Rick stood up. “I'll take two out of three,” he said happily and kissed her again. He then picked her up and twirled her around, laughing with pure joy. A second later he groaned in pain.

“What's wrong?” Lara asked, looking at him worriedly.

“I've hurt my arm,” Rick said, holding it up.

Lara looked at the bruises and grazes and gasped. “You were hurt in the city,” she said, thinking the worst.

“No, I got my arm caught under the croc trap. Unfortunately there was a croc in the trap at the time.”

“Oh, Rick!” Lara's eyes widened at the thought of what could've happened. “How did you free yourself?”

“I couldn't. Luckily a fisherman came to my rescue. Actually, you know him. I believe he brought you back from Corroboree billabong with Jiana.”

“Ross Crosby!”

“Is that his name? I didn't ask. After he told me you were alive I couldn't get here quick enough. Unfortunately I ran out of gas a mile from here and had to walk through some rugged vegetation.”

“Ross had extra drums of fuel on his boat,” Lara said, noticing the scratches on his arms.

Rick shook his head in exasperation. “I wasn't thinking straight so I didn't consider my fuel situation. I'd been stuck on the side of the dingy with my arm trapped for nearly an hour when I heard the engine of a boat and called out for help. While Ross was looking for a branch to use as leverage to lift the trap, the very thing I feared most happened.”
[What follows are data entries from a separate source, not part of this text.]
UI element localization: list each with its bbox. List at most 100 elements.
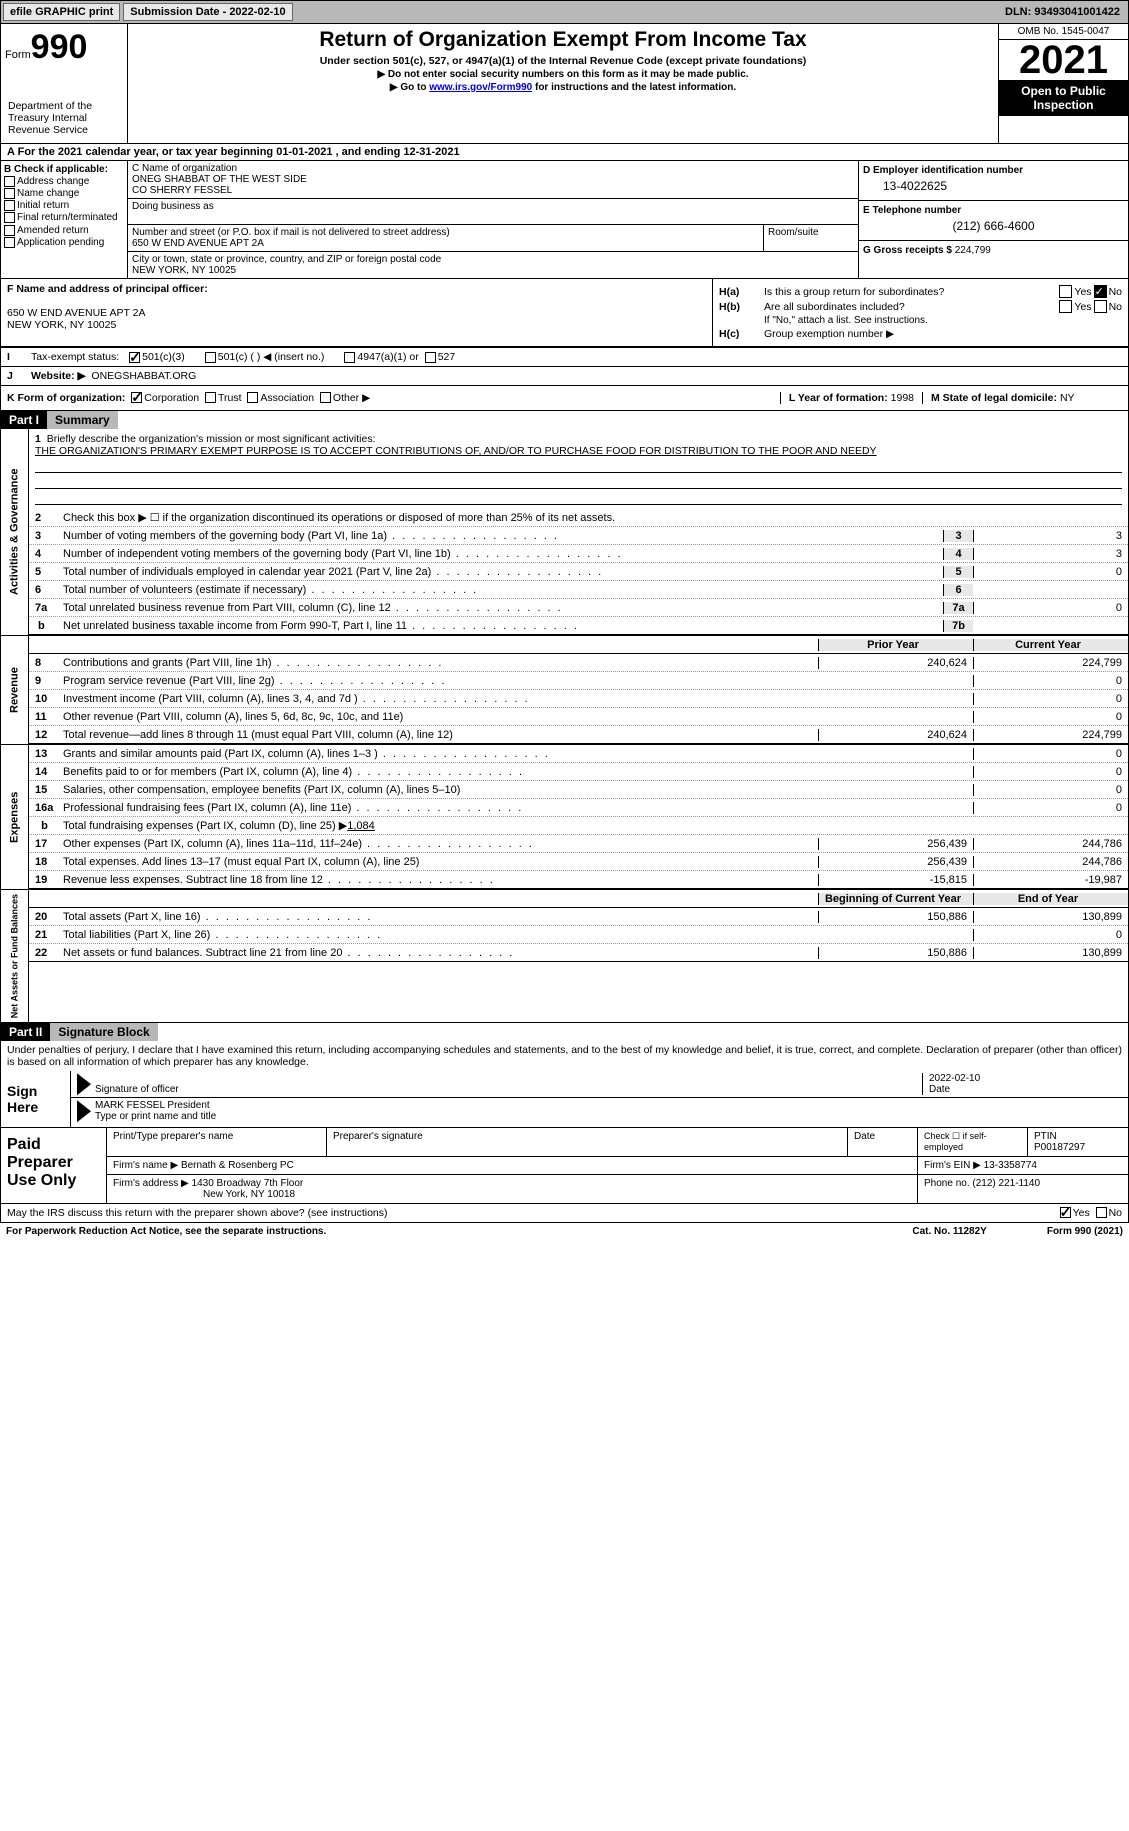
irs-link[interactable]: www.irs.gov/Form990 [429, 82, 532, 93]
form-ref: Form 990 (2021) [1047, 1226, 1123, 1237]
room-label: Room/suite [768, 227, 819, 238]
hb-no[interactable] [1094, 300, 1107, 313]
line-21: Total liabilities (Part X, line 26) [59, 927, 818, 943]
line-16a: Professional fundraising fees (Part IX, … [59, 800, 818, 816]
efile-badge: efile GRAPHIC print [3, 3, 120, 21]
prep-check-label: Check ☐ if self-employed [918, 1128, 1028, 1156]
chk-app-pending[interactable]: Application pending [4, 237, 124, 248]
paperwork-notice: For Paperwork Reduction Act Notice, see … [6, 1226, 326, 1237]
officer-addr1: 650 W END AVENUE APT 2A [7, 307, 146, 319]
ein-value: 13-4022625 [863, 176, 1124, 196]
val-3: 3 [973, 530, 1128, 542]
chk-4947[interactable] [344, 352, 355, 363]
part-1-header: Part ISummary [0, 411, 1129, 429]
ha-text: Is this a group return for subordinates? [764, 286, 1057, 298]
signature-section: Under penalties of perjury, I declare th… [0, 1041, 1129, 1128]
firm-addr-label: Firm's address ▶ [113, 1178, 189, 1189]
firm-addr1: 1430 Broadway 7th Floor [192, 1178, 304, 1189]
phone-label: Phone no. [924, 1178, 970, 1189]
part-2-header: Part IISignature Block [0, 1023, 1129, 1041]
chk-501c3[interactable] [129, 352, 140, 363]
val-5: 0 [973, 566, 1128, 578]
side-activities: Activities & Governance [1, 429, 29, 635]
line-3: Number of voting members of the governin… [59, 528, 943, 544]
website-value: ONEGSHABBAT.ORG [91, 370, 196, 382]
line-5: Total number of individuals employed in … [59, 564, 943, 580]
form-number: 990 [31, 28, 88, 66]
topbar: efile GRAPHIC print Submission Date - 20… [0, 0, 1129, 24]
part2-title: Signature Block [50, 1023, 157, 1041]
form-title: Return of Organization Exempt From Incom… [132, 28, 994, 52]
line-7a: Total unrelated business revenue from Pa… [59, 600, 943, 616]
line-9: Program service revenue (Part VIII, line… [59, 673, 818, 689]
row-j-website: J Website: ▶ ONEGSHABBAT.ORG [0, 367, 1129, 386]
line-2: Check this box ▶ ☐ if the organization d… [59, 509, 1128, 526]
discuss-no[interactable] [1096, 1207, 1107, 1218]
chk-501c[interactable] [205, 352, 216, 363]
val-4: 3 [973, 548, 1128, 560]
section-bcdeg: B Check if applicable: Address change Na… [0, 161, 1129, 278]
c-name-label: C Name of organization [132, 163, 237, 174]
j-label: Website: ▶ [31, 370, 86, 382]
line-20: Total assets (Part X, line 16) [59, 909, 818, 925]
firm-ein: 13-3358774 [984, 1160, 1037, 1171]
officer-addr2: NEW YORK, NY 10025 [7, 319, 116, 331]
hb-yes[interactable] [1059, 300, 1072, 313]
arrow-icon [77, 1100, 91, 1122]
hb-label: H(b) [719, 301, 764, 313]
chk-final-return[interactable]: Final return/terminated [4, 212, 124, 223]
f-label: F Name and address of principal officer: [7, 283, 208, 295]
arrow-icon [77, 1073, 91, 1095]
hdr-current: Current Year [973, 639, 1128, 651]
ptin-label: PTIN [1034, 1131, 1057, 1142]
chk-address-change[interactable]: Address change [4, 176, 124, 187]
hdr-begin: Beginning of Current Year [818, 893, 973, 905]
i-label: Tax-exempt status: [31, 351, 119, 363]
line-11: Other revenue (Part VIII, column (A), li… [59, 709, 818, 725]
l-year-formation: L Year of formation: 1998 [780, 392, 914, 404]
line-19: Revenue less expenses. Subtract line 18 … [59, 872, 818, 888]
line-10: Investment income (Part VIII, column (A)… [59, 691, 818, 707]
hc-label: H(c) [719, 328, 764, 340]
discuss-yes[interactable] [1060, 1207, 1071, 1218]
footer-question: May the IRS discuss this return with the… [0, 1204, 1129, 1223]
prep-date-label: Date [848, 1128, 918, 1156]
firm-ein-label: Firm's EIN ▶ [924, 1160, 981, 1171]
ha-label: H(a) [719, 286, 764, 298]
hdr-end: End of Year [973, 893, 1128, 905]
mission-text: THE ORGANIZATION'S PRIMARY EXEMPT PURPOS… [35, 445, 877, 457]
chk-name-change[interactable]: Name change [4, 188, 124, 199]
line-18: Total expenses. Add lines 13–17 (must eq… [59, 854, 818, 870]
side-revenue: Revenue [1, 636, 29, 744]
org-name-1: ONEG SHABBAT OF THE WEST SIDE [132, 174, 307, 185]
chk-association[interactable] [247, 392, 258, 403]
telephone: (212) 666-4600 [863, 216, 1124, 236]
b-label: B Check if applicable: [4, 164, 108, 175]
hc-text: Group exemption number ▶ [764, 328, 1122, 340]
form-word: Form [5, 49, 31, 61]
line-a: A For the 2021 calendar year, or tax yea… [0, 144, 1129, 161]
side-netassets: Net Assets or Fund Balances [1, 890, 29, 1022]
discuss-question: May the IRS discuss this return with the… [7, 1207, 388, 1219]
chk-527[interactable] [425, 352, 436, 363]
chk-trust[interactable] [205, 392, 216, 403]
col-b: B Check if applicable: Address change Na… [1, 161, 128, 278]
revenue-section: Revenue Prior YearCurrent Year 8Contribu… [0, 636, 1129, 745]
submission-date: Submission Date - 2022-02-10 [123, 3, 292, 21]
hb-text: Are all subordinates included? [764, 301, 1057, 313]
org-address: 650 W END AVENUE APT 2A [132, 238, 264, 249]
addr-label: Number and street (or P.O. box if mail i… [132, 227, 450, 238]
chk-corporation[interactable] [131, 392, 142, 403]
ha-yes[interactable] [1059, 285, 1072, 298]
ha-no[interactable] [1094, 285, 1107, 298]
line-13: Grants and similar amounts paid (Part IX… [59, 746, 818, 762]
row-i-taxexempt: I Tax-exempt status: 501(c)(3) 501(c) ( … [0, 347, 1129, 367]
subtitle-3: ▶ Go to www.irs.gov/Form990 for instruct… [132, 82, 994, 93]
dba-label: Doing business as [132, 201, 214, 212]
hb-note: If "No," attach a list. See instructions… [764, 315, 1122, 326]
chk-initial-return[interactable]: Initial return [4, 200, 124, 211]
chk-amended[interactable]: Amended return [4, 225, 124, 236]
chk-other[interactable] [320, 392, 331, 403]
officer-name: MARK FESSEL President [95, 1100, 210, 1111]
form-header: Form990 Department of the Treasury Inter… [0, 24, 1129, 144]
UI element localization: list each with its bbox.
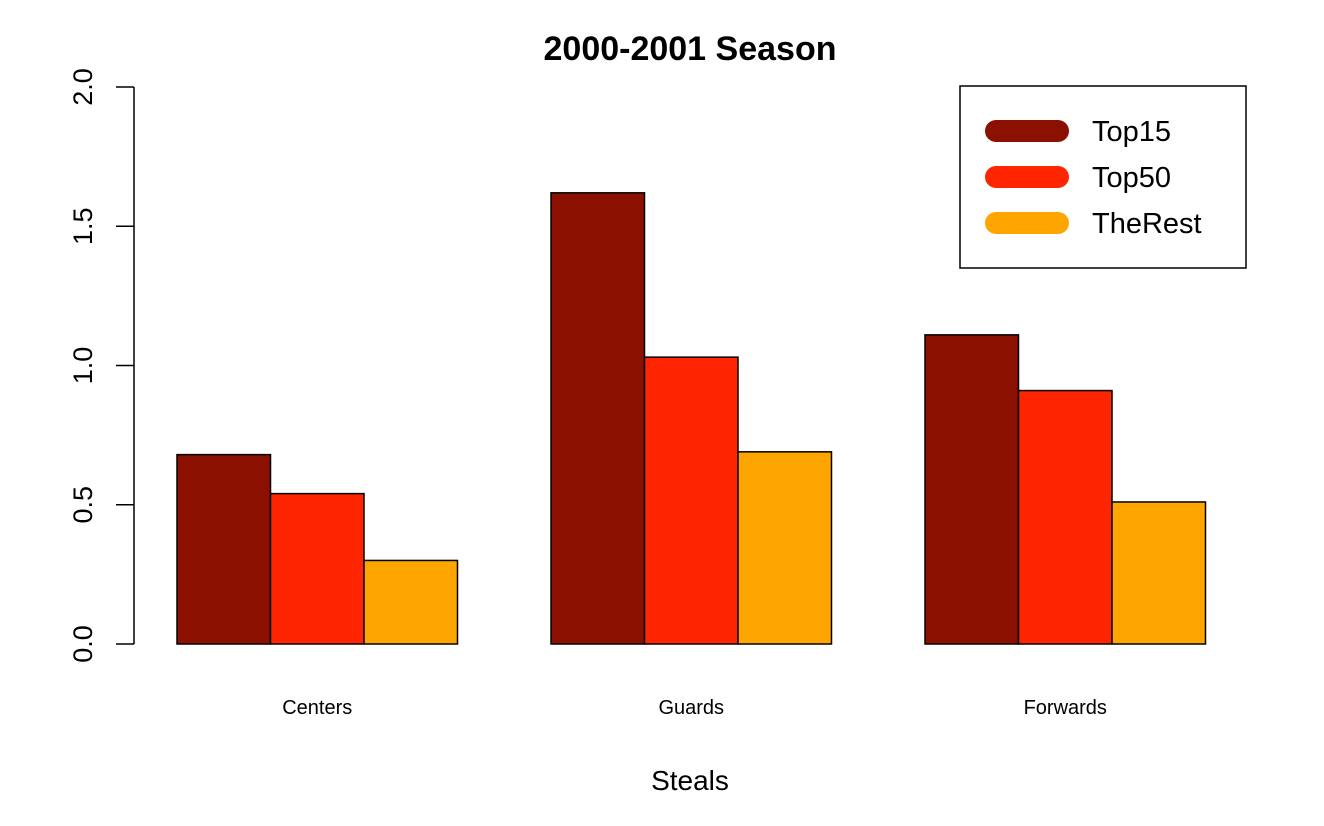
category-label: Forwards — [1024, 697, 1107, 719]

“Another croc came along,” Lara said, imagining how terrified Rick must've been.

“Yes. Ross came back just in time to scare it away.”

“It's a wonder he didn't shoot it,” Lara said.

“He wanted to. He fired a shot near it, to frighten it back into the billabong. He wanted to shoot the croc in the trap, too, but I convinced him to let it live. He thought I was crazy. It was then he mentioned saving you from a croc. He thought it was strange that you'd been dismayed that he killed the croc about to attack you.”

“Once upon a time I wouldn't have thought about it, but since I met you I feel differently about killing crocodiles. I've come to respect them, but they're still quite terrifying.”

“I'm glad you feel that way,” Rick said smiling at her. Then his expression became serious. “I can't believe you fell asleep on the bank of the billabong.”

“I can't believe it, either. I was just so exhausted. I sat down to rest but I didn't intend to fall asleep. Jiana and I had walked from the Arnhem Highway.”

“You're here now, and I'm not going to let anything happen to my future wife.” He held her tightly again.